本作の見どころはなんといっても最低な大人たちがどれほど健気な姉妹を傷つけ、彼女たちがそれにどう耐えるのかである。回想で彼女らが虐待や嫌がらせを受けるほどに、姉妹の庇護者と同様に読者も彼女らが遺産の後継者になってほしいと願うが、中盤以降姉妹が単なる弱者ではないと思われる事実が続々と表れる。確かに姉妹は大人たちの犠牲になった可哀想な被害者なのだが、その頭には悪魔的な算段が渦巻いておりまるで不良行為を隠すかのように大人たちの目を欺く。
狡知に長けた子供たちが大人を欺く中国ミステリには紫金陳の『壊小孩』があるが、その本では予め子供が犯人であると明示されている一方、本書では最後まで疑わしいというレベルに留まる。彼女らが本来被っていた無垢なベールを一枚ずつ剥がしていく描写力に作家の高い筆力を感じさせる。
さて、この本には不幸な姉妹が登場するが百合描写は一切ない。それどころか母親の生前は虐待被害を如何にして相手に与えるのかお互い考えているような仲なので、一般的な姉妹愛というものは皆無と言っていい。そのような二人なのだから協力関係など結べそうにないが、事件の進展により単独犯ではなく共犯の可能性が徐々に明らかになる。彼女らは決して苦境の中でなんの役にも立たなかった姉妹愛などを信じておらず、強い利害関係によって結びついているのである。

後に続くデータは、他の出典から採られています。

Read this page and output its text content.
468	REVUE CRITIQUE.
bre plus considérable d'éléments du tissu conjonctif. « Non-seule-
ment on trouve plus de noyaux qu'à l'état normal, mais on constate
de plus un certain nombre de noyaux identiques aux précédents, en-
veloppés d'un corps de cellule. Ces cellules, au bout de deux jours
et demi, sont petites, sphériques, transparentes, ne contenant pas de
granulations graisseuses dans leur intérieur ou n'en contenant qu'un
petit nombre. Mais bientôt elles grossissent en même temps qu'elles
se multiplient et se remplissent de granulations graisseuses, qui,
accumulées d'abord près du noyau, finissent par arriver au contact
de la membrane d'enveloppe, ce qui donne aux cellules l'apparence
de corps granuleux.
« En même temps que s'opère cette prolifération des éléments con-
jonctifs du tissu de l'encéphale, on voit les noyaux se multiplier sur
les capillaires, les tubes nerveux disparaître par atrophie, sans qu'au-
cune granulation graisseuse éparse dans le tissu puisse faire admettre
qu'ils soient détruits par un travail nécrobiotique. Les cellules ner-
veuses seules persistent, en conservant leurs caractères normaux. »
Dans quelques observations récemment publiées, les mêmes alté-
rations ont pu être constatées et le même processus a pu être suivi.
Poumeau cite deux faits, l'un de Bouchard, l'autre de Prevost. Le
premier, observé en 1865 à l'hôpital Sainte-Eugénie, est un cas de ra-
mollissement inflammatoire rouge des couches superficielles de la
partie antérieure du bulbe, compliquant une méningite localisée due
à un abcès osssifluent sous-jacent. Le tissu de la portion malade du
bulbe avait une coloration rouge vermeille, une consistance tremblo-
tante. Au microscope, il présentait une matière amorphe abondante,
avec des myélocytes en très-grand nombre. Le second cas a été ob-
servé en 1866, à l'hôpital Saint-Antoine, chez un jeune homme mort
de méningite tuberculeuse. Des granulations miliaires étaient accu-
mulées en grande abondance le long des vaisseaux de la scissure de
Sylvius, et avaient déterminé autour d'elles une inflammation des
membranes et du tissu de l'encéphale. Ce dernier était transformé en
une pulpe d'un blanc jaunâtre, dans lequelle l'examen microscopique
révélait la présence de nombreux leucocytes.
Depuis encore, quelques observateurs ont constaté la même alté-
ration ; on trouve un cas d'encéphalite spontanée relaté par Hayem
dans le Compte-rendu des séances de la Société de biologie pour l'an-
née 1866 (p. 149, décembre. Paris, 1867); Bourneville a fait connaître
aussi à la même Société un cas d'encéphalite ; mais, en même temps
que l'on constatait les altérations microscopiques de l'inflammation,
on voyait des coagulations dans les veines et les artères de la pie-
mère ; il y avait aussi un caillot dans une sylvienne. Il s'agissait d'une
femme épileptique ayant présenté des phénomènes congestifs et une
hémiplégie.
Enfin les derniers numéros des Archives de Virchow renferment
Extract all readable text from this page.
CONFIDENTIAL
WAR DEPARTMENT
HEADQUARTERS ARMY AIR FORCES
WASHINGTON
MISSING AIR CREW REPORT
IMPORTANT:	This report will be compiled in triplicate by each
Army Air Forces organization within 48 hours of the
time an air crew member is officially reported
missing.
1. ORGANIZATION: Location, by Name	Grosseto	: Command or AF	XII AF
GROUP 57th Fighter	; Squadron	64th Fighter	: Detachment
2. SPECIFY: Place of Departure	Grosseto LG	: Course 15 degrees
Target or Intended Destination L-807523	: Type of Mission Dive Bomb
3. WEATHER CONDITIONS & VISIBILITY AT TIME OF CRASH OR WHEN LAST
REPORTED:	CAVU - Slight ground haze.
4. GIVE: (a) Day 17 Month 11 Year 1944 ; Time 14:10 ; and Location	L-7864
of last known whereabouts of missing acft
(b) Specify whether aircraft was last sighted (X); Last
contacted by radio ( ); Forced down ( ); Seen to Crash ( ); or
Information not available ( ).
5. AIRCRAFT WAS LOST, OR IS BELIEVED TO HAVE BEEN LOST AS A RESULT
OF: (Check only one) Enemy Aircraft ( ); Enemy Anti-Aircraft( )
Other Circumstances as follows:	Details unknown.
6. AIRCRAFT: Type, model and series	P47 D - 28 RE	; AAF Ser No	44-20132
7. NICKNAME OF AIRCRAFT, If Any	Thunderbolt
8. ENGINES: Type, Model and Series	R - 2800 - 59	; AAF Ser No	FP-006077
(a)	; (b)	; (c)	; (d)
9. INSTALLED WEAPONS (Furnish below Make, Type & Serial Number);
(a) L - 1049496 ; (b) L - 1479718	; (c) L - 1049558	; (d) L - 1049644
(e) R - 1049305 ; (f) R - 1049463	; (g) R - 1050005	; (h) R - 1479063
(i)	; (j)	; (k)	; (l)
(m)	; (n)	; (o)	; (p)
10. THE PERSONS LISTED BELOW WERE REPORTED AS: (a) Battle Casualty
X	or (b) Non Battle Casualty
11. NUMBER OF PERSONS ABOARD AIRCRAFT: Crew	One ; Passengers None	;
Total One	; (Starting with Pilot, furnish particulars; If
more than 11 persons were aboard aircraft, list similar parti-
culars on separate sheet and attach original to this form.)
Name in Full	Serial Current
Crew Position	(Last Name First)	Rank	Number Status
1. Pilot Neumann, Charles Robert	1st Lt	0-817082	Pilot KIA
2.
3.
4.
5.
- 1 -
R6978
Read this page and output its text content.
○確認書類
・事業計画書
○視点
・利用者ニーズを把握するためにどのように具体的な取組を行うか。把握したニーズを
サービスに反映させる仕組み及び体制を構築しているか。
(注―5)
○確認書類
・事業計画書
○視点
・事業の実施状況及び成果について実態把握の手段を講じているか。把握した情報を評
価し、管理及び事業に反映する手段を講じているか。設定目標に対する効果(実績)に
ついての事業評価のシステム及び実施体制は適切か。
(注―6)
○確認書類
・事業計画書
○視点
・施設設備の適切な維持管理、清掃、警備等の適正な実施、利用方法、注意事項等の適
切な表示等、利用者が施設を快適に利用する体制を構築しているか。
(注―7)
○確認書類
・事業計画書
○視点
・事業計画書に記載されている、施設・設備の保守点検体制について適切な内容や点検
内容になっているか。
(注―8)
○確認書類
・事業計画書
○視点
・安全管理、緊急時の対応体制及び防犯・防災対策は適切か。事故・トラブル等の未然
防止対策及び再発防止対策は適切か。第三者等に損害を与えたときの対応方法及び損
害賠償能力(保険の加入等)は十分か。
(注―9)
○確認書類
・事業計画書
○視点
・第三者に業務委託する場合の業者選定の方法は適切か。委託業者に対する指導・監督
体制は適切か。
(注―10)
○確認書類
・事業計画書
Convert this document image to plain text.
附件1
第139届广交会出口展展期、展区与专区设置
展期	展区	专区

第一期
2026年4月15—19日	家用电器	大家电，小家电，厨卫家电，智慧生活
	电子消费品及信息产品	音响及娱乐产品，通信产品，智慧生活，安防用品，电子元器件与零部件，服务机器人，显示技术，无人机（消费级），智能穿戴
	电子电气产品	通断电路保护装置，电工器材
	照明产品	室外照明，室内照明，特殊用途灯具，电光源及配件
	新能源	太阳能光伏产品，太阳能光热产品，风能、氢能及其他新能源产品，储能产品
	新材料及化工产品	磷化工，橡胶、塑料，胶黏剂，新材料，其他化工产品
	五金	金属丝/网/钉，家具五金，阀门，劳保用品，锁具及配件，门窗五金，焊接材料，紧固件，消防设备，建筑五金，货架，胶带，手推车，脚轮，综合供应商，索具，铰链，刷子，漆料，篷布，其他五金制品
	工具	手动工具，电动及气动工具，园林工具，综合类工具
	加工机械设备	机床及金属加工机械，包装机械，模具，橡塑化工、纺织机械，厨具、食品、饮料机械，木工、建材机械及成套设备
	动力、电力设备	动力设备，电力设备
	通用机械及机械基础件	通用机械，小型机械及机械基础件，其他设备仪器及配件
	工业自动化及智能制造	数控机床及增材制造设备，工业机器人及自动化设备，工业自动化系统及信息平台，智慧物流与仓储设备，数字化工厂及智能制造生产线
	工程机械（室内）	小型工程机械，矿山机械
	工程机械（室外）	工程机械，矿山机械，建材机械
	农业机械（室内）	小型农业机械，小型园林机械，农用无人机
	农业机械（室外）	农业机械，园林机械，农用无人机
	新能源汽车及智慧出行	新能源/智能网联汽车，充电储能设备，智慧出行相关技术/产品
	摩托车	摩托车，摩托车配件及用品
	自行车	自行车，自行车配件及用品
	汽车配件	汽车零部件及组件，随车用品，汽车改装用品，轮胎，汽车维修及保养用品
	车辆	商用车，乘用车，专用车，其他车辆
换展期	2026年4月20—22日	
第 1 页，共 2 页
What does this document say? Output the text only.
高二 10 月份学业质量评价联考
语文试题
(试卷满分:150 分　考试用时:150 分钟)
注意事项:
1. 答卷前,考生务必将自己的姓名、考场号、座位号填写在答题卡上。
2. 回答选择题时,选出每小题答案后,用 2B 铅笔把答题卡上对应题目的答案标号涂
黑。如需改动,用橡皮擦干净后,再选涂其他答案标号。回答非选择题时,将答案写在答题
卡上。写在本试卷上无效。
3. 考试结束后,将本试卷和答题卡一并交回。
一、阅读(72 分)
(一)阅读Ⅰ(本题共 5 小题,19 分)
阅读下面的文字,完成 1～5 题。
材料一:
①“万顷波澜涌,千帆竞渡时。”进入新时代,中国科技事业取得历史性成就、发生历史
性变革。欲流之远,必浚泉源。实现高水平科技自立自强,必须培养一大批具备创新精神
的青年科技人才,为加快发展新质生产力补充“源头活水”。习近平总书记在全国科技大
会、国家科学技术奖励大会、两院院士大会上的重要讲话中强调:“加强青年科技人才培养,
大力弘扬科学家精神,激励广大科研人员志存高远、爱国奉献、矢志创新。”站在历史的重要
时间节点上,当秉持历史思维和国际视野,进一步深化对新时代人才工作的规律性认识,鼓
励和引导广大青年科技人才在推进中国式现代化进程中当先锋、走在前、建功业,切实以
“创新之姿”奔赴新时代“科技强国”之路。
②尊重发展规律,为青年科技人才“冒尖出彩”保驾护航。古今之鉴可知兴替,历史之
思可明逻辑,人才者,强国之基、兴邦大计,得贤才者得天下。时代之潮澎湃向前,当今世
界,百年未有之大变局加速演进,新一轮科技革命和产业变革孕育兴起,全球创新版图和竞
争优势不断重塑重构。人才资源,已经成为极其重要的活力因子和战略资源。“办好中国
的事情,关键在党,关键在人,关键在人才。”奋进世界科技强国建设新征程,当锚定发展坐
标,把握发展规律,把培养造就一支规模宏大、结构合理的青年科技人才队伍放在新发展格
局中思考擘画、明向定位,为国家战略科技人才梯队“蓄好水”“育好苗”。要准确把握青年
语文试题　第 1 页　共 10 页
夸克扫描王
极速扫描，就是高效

ちなみに犯罪のトリックは現代のミステリ小説ではあり得ないほど簡単であり、稚気に富んだイタズラレベルの犯行は見ようによっては微笑ましい。ただ本の粗筋に「二人には完璧なアリバイがある」と書いてあるが、警察が何故アリバイをさっさと調べられなかったのかが疑問である。これは周りの大人から邪険にされ無視されて、誰にも顧みられなかった少女たちだからこそできたアリバイトリックなのだろう。それが優しい大人たちの登場によって崩されるのが本書の妙である。